Um grupo de entidades de Direitos Humanos redigiu uma carta aberta em que protesta contra o arquivamento do inquérito policial que investigava as denúncias de tortura no presídio de Tupi Paulista, para onde foram levados alguns internos da Febem-SP.

Além do arquivamento do inquérito por crime de tortura, foi aberto um novo inquérito, desta vez contra os internos da entidade, para apurar o crime de denunciação caluniosa. Os internos da Febem transferidos para Tupi Paulista são maiores de 18 anos e cumprem medidas sócio-educativas por atos infracionais que cometeram quando eram adolescentes.

“É inédito e totalmente improvável que os jovens tenham arquitetado um plano de auto-flagelação visando à falsa incriminação dos agentes penitenciários”, afirmam Antonio Maffezoli Leite, Frederico dos Santos e Ariel de Castro Alves, que assinam o texto. Eles são, respectivamente, coordenador da Comissão da Criança e do Adolescente do CONDEPE – Conselho Estadual dos Direitos da Pessoa Humana, presidente do CONDEPE e conselheiro nacional do MNDH – Movimento Nacional de Direitos Humanos.

No texto, eles destacam que integrantes do Ministério Público Federal e da Procuradoria de Assistência Judiciária estiveram no presídio, no interior paulista, e constataram as agressões aos internos. Eles argumentam ainda que os depoimentos das supostas vítimas foram tomados dentro da unidade, o que facilitaria que eles fossem alvo de pressão dos acusados.

Para as entidades, a tese de complô dos internos, que teriam se auto-flagelado para tentar incriminar os funcionários da Secretaria de Administração Penitenciária, é absurda e contraria o histórico de violência dentro das unidades da Febem e do sistema prisional brasileiro. O caso deve ser discutido nesta sexta-feira (21/10) na Comissão de Direitos Humanos da OEA – Organização dos Estados Americanos.

Leia a íntegra da nota divulgada pelas entidades de defesa dos Direitos Humanos

As entidades de direitos humanos vêm, por meio desta, manifestar profunda preocupação com arquivamento do inquérito policial que investigava a prática do crime de tortura contra jovens que cumpriam ou cumprem ilegalmente medidas sócio-educativas no Presídio de Tupi Paulista. Preocupação ainda maior ocorre em virtude da instauração de outro inquérito policial para apurar eventual cometimento, pelos jovens, do crime de denunciação caluniosa.

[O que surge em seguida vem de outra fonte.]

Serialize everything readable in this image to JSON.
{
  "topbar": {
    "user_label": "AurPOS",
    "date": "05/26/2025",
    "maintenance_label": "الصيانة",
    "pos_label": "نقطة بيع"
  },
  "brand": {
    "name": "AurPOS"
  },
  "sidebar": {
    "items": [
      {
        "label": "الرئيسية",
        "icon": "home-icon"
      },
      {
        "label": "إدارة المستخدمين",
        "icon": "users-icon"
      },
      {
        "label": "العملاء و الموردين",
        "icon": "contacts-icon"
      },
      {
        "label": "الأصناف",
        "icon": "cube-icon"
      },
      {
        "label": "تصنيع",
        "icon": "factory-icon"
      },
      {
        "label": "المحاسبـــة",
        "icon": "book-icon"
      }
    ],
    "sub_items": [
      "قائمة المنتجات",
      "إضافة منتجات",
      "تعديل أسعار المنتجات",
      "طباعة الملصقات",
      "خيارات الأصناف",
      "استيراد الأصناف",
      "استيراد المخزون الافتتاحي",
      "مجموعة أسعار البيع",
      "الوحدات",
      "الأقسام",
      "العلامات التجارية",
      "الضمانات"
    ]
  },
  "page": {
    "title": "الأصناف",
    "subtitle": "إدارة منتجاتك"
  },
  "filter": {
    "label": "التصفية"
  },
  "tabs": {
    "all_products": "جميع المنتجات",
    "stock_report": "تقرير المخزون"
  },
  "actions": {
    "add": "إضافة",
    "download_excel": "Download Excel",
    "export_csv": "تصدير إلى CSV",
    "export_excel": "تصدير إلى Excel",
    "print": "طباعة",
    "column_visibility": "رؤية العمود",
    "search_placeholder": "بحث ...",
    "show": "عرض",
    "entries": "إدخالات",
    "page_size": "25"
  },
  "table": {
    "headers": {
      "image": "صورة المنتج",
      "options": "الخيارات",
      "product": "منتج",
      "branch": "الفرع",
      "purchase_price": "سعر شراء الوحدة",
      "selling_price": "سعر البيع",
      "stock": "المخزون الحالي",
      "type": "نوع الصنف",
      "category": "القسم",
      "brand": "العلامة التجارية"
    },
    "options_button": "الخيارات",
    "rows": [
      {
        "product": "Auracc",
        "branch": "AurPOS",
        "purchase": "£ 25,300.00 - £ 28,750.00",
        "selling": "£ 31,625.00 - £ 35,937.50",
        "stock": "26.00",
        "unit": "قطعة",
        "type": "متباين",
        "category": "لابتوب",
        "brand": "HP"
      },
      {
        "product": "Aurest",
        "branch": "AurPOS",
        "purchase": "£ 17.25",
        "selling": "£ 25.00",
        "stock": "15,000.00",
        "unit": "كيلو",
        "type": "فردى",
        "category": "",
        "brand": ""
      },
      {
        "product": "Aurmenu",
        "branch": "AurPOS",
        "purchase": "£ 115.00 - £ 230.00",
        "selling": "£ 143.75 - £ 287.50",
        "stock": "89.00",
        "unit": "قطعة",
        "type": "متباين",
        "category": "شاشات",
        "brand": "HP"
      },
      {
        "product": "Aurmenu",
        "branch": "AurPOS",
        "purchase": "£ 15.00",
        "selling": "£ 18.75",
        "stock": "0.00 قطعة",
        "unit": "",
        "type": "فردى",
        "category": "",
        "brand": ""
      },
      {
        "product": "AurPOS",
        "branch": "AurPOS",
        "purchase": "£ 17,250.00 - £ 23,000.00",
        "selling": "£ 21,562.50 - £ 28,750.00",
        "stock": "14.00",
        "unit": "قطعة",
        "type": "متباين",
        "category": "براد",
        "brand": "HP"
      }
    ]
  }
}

É inédito e totalmente improvável que os jovens tenham arquitetado um plano de auto-flagelação visando à falsa incriminação dos agentes penitenciários.

Membros de diversas entidades de direitos humanos, da Procuradoria de Assistência Judiciária e do Ministério Público Federal visitaram aquela unidade prisional e puderam verificar as lesões cometidas e ouvir dos jovens a confirmação de que foram torturados pelos agentes penitenciários. Num segundo momento, já com as investigações em curso, os jovens relataram que os policiais tomaram os depoimentos deles nas dependências do próprio presídio, em salas que permaneciam abertas, permitindo a aproximação de qualquer dos agentes penitenciários que estavam sendo investigados. Alguns jovens também relataram – já naquela ocasião – que os policiais lhes faziam promessas de transferência para São Paulo, caso negassem as acusações de tortura. No entanto, a maioria dos depoimentos confirmaram as denúncias de tortura.

Também destacamos que a suposta auto-flagelação contraria todo o histórico de praticas comprovadas de tortura dentro da Febem que nos últimos 5 anos já resultaram em processos criminais por tortura contra mais de 200 funcionários e centenas de procedimentos investigatórios que jamais demonstraram auto-flagelação e sim comprovaram lesões, maus-tratos e tortura. A prática sistemática de tortura na instituição já foi amplamente denunciada pelas entidades e devidamente comprovadas pelos promotores da infância e juventude da capital e de Ribeirão Preto, entre outros. Os casos também já foram relatados em vários documentos da ONU (Organização das Nações Unidas) e da Anistia Internacional. Inclusive, alguns dos casos serão discutidos nesta sexta-feira (21/10) na reunião da Comissão Interamericana de Direitos Humanos da OEA (Organização do Estados Americanos), em Washington (EUA).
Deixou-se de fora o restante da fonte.